Well, on that bright morning, when we had just woken up, my mom started doing the household chores. Being a summer holiday, there used to be not much for the days rather than lazing round playing games in the neighborhood. I and my sister woke up and drank each two glasses of milk with some cereals as this has been the routine. After which we set out to find more interesting games for the day. On that very day, the most fantastic place for our game apparently was our elder brother’s bed. We dragged ourselves and got to the bed’s edge then jumped back to the floor, laughing and enjoying every moment of it. After a while, my mother got to the room as we were playing to vacuum the room and wipe the floor. As she was continuing with her work, my mother looked at us while we were on top of my brother’s bed, “What are you little ones doing? Watch out for yourselves not to fall in the process of playing”. We were so engaged in the game that whatever mum was saying we never gave it a thought. Mum left the room, continuing with her household works. On the other side, we continued with our interesting game. After a while, when I tried jumping off the bed, my feet clenched at the edge of the bed and I fell down on my left hand in the process of jumping. My mother dashed back into the room when she heard me crying. My wrist was hurting. It was a difficult moment in that there was no car and no one could take me to the hospital. My father had left for the day to see his parents.

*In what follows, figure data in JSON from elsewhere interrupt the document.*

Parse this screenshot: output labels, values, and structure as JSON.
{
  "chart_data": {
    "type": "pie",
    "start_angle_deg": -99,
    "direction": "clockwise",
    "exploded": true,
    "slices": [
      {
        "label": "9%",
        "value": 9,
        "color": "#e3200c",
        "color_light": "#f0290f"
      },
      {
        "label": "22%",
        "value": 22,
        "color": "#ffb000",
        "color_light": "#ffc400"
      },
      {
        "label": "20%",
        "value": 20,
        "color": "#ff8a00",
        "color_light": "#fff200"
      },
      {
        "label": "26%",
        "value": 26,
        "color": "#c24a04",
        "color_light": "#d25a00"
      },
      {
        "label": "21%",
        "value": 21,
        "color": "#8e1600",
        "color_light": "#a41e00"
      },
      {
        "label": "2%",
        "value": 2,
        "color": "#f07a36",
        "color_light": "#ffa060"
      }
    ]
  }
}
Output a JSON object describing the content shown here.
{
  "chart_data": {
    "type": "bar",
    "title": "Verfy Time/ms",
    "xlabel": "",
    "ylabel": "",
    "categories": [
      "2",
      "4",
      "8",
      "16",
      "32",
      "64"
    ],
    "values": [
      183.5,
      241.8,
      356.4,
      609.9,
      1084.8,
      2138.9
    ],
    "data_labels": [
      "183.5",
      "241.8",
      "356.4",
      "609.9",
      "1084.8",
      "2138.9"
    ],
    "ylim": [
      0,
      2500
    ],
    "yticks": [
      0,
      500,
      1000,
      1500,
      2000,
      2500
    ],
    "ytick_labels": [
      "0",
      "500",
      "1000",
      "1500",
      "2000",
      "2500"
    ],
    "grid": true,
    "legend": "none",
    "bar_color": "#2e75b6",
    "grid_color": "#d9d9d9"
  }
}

My mother conducted a first aid, tied a piece of cloth to hand my hand on my neck. My mother firmly asserted, “No more games in the house. Sit still, we are going to the hospital.” I obeyed though the pain was becoming too much.
On the way to the hospital I kept asking myself, will my hand ever work again? Will I ever paint or draw? Will I use my left hand forever? While I was engulfed in such thoughts I passed out and the next thing I woke up to was my right hand covered in splint and hung around my neck. I felt like I was carrying some heavy load thus limiting my movement. The reality hit me that I could no longer play and had to cope with a new situation. I had to learn eating, writing and doing literally everything with my left hand. Every time I had a shower, I had to cover the splint with a nylon cloth to make it water proof. Our neighbor’s children teased me with the splint around my hand for a while.
After three months, my mother took back to the hospital for the splint to be taken out. I was both happy and afraid thinking that is was free at last and at the same time worrying if my hand will function normally again. It had healed and it was no longer an issue because my life came normalized. This incident mean a lot to me in that I remember when I missed the most vital organ of my body. After this I became self-conscious and learnt the good habits to keep my body healthy and fit.